主催: The Japan Society of Mechanical Engineers
会議名: 動力・運動伝達系国際会議MPT2017
開催日: 2017/02/28 - 2017/03/03
We proposed a new signal processing method to estimate angular position of gears without help of speed sensors. In the method, a neural oscillator, which was able to synchronize with meshing vibration measured by an accelerometer, was used, and the angular position of gears was estimated from the period of the synchronized oscillator. The design method of oscillator's parameters, such as time constants, coupling coefficients, etc., was shown to obtain desired amplitude and frequency. However, there was no way to determine the input gain of the oscillator. Generally, synchronization region on a frequency axis broadens with an increase in the input gains of oscillators, and length of time it takes to synchronize is saved with the increase. In other words, saving the length of convergence time by an increase in the input gain worsens the susceptibility to noise. Therefore, the input gain of neural oscillator should be determined with consideration for the design trade-off. The long-term objective of this study is to show the design method of the oscillator's input gain. As a very first step, this paper shows that the estimation error of angular position of gears is affected by the input gain change.
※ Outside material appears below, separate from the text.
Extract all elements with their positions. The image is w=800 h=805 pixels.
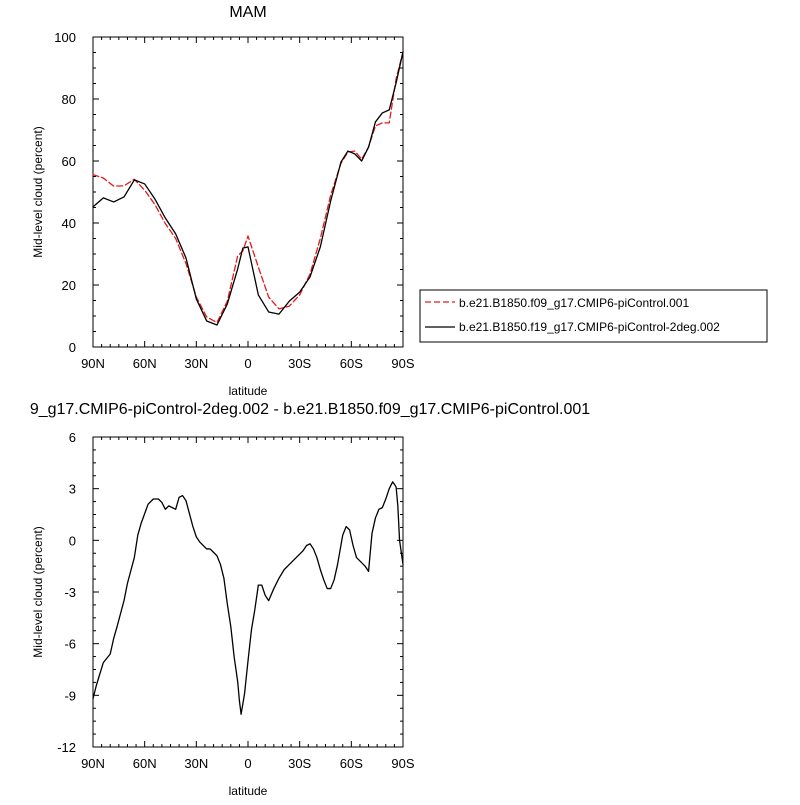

Especially, we show the effect, that several different neural oscillators have, on the estimation errors with an increase in the input gains. The target neural oscillators have natural frequencies, which are set at the meshing frequency of a gear pair of interest or not. Acceleration responses were measured with a pickup set at the top of a housing of a driving-side gear shaft bearing during gear operation tests, and input to the neural oscillators. Then, synchronous generation and the estimation error of the proposed method had were investigated. As a result of this investigation, it was concluded that the estimation error in the case of the neural oscillators, whose natural frequencies were shifted from the meshing frequency, have the local minimal values with an increase in the input gains, useful information for determine the input gain of the neural oscillator was included.